Nichiren was nearly fifty when he was exiled to Sado Island and on the 1st November 1271, three days after arriving on the island, Nichiren was taken to an abandoned field that was used as a graveyard and given a small dilapidated hut.  He writes:

“The chances are one in ten thousand that I will survive the year or even the month.”  (WND-1. P402)

“Among those sent to Sado, most die; few live. And after I had finally managed to reach my place of exile, I was looked upon as someone who had committed a crime worse than murder or treason.”(WND1, p519)   

“The hearts of the people are like those of birds and beasts; they recognize neither sovereign, teacher, nor parent. Even less do they distinguish between correct and incorrect in Buddhism, or good and evil in their teachers.”  (WND1, p213)

“There, true to the nature of that northern land, I found the wind particularly strong in winter, the snows deep, the clothing thin, and the food scarce.”  (WND1, p519)

“I lived in a graveyard called Tsukahara, at a place between the meadows and the mountains that was far removed from human habitation. I lived in a small hut [Sammai-dō] built with four posts. The roof boards did not shut out the sky, and the walls were crumbling. Rain came in as though there were no roof at all, and the snow piled up inside.”  (WND2, p773-774)

“[T]he walls did not keep out the wind. Day and night the only sound reaching my ears was the sighing of the wind by my pillow; each morning the sight that met my eyes was the snow that buried the roads far and near. I felt as though I had passed through the realm of hungry spirits and fallen alive into one of the cold hells.    (WND1, p519)

“There was no image of the Buddha, and no trace of matting or other floor covering.

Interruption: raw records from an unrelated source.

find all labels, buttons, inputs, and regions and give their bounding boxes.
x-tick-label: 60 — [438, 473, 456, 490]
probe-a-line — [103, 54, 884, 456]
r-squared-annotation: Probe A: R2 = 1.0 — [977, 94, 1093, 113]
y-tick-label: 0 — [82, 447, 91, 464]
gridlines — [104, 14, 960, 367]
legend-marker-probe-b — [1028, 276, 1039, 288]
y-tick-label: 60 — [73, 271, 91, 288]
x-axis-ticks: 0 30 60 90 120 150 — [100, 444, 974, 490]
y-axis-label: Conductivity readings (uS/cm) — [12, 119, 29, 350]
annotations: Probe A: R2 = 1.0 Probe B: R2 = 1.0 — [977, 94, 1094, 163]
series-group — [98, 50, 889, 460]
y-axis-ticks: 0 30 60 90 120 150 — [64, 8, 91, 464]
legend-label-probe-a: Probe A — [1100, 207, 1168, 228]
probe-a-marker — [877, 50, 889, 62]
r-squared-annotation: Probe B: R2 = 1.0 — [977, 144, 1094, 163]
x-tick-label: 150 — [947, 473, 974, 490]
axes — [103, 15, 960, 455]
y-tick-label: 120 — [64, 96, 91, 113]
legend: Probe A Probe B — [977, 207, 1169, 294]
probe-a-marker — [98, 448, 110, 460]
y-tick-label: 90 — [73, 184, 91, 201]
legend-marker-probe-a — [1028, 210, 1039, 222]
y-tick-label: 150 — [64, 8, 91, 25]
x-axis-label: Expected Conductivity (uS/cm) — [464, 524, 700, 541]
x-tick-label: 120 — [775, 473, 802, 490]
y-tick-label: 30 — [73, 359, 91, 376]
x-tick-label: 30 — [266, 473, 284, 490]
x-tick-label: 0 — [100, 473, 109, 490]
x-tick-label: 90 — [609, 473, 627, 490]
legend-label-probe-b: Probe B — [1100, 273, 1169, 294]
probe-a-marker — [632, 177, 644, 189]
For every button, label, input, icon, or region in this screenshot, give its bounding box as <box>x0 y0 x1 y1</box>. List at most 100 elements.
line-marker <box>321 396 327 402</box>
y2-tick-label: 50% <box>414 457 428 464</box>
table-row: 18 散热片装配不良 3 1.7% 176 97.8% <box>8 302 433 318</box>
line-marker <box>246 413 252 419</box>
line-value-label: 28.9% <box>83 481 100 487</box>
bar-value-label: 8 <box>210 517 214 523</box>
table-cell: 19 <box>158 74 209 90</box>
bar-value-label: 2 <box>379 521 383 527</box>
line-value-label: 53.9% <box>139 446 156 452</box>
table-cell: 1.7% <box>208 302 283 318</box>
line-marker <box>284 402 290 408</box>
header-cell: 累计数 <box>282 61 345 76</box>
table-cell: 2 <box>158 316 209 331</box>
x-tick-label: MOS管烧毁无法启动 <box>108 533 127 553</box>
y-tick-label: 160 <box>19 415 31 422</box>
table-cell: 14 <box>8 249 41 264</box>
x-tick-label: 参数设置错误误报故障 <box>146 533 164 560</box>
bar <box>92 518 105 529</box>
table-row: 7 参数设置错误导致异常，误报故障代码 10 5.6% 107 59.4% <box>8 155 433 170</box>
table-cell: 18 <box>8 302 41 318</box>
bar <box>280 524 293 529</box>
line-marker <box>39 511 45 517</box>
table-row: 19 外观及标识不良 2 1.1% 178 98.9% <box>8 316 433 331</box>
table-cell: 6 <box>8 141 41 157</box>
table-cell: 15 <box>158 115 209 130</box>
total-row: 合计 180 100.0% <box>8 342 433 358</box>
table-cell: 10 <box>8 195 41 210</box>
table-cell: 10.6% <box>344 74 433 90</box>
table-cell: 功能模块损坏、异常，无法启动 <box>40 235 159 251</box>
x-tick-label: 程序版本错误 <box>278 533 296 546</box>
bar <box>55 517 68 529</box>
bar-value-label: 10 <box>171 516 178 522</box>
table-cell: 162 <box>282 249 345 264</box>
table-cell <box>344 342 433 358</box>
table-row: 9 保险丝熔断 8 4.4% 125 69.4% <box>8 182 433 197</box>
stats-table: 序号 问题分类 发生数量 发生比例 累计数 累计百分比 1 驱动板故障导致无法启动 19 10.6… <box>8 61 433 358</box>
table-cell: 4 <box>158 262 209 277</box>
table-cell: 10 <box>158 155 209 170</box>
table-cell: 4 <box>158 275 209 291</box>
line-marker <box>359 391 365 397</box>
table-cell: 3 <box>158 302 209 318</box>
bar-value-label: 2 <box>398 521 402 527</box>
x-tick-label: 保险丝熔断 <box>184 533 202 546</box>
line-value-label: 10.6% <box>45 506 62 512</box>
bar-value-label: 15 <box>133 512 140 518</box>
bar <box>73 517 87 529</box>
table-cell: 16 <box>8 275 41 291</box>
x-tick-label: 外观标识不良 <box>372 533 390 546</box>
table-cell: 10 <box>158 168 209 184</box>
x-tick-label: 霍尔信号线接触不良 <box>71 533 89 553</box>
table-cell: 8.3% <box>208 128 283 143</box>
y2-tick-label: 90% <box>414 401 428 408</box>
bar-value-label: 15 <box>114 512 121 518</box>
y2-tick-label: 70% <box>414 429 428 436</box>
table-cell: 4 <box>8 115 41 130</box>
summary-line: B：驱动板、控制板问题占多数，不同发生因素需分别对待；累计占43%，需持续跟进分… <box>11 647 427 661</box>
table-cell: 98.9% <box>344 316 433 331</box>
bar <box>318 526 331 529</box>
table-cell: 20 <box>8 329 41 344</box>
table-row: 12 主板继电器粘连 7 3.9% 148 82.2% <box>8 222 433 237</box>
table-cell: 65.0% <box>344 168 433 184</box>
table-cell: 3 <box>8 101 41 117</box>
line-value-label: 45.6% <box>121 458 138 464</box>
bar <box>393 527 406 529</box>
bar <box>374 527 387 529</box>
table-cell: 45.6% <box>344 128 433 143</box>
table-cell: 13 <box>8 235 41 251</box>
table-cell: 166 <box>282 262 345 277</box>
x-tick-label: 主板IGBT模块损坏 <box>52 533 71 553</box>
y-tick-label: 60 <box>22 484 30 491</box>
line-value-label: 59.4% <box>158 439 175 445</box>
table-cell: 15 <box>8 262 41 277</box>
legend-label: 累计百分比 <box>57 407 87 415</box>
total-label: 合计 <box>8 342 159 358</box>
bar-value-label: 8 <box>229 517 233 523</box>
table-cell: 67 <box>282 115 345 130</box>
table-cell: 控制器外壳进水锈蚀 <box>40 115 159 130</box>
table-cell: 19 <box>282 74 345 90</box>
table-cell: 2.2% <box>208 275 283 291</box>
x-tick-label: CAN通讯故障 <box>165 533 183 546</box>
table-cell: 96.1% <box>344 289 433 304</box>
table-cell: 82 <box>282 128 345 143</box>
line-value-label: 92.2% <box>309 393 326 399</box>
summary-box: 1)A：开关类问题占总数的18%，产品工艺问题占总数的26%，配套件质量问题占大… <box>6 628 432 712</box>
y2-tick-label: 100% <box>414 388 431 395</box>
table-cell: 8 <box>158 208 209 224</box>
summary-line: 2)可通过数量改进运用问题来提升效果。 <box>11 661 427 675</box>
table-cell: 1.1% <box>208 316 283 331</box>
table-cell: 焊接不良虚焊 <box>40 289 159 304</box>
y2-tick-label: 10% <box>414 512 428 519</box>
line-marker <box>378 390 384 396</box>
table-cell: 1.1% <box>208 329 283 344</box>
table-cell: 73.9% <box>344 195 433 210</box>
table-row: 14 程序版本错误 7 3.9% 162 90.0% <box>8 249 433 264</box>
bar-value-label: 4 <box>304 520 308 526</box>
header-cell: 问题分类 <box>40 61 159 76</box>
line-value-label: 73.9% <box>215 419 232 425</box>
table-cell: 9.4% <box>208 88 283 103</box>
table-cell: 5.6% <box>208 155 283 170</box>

But I set up the figure of Shakyamuni, the lord of teachings, that I have carried with me from times past, and held the Lotus Sutra in my hand, and with a straw coat around me and a straw hat on my head, I managed to live there.”  (WND2, p774)

“I am sending back some of the young priests. You can ask them what this province is like and about the circumstances in which I live. It is impossible to describe these matters in writing.”  (WND1, p214)

“Please tell the young priests that they should not neglect their studies. You absolutely must not lament over my exile.”   (WND1, p214)

Nichiren always stressed to his followers that “from the very day you listen to [and take faith in] this sutra, you should be fully prepared to face the great persecutions of the three types of enemies" (WND1.p391) but wrote “although my disciples had already heard this, when both great and small persecutions confronted us, some were so astounded and terrified that they even forsook their faith. (ibid.)  

Even worse though, were that some disciples tried to persuade other followers to reject the Daishonin:  “When persecutions befell me, [Shō-bō, Noto-bō, and the lay nun of Nagoe] took advantage of these to convince many of my followers to drop out.”  (WND1, p800)

Nichiren also wrote about the journey from Kamakura to Sado Island being “more than a thousand ri  [450km / 280 miles]  over treacherous mountains and raging seas. There are sudden onslaughts of wind and rain, bandits lurk in the mountains, and pirates lie in wait on the sea. The people at every stage and every post town are as bestial as dogs or tigers” (WND1, p325)

This is the route that his closest disciples would have had to follow to deliver food, paper and religious texts to him, and then they would return back the same way with his letters of encouragement and guidance for other disciples.  This really shows the depth of commitment that Nichiren Daishonin and his early disciples had to ensure the continued flow of Nichiren Buddhism. 

In this modern age of e-mails it can be difficult enough to reflect on the good old days of writing letters, buying stamps and finding a post-box, let alone the physical and emotional hardships of delivering food and communication between the capital city and an inhospitable island via a dangerous and demanding trip over “treacherous mountains and raging seas”.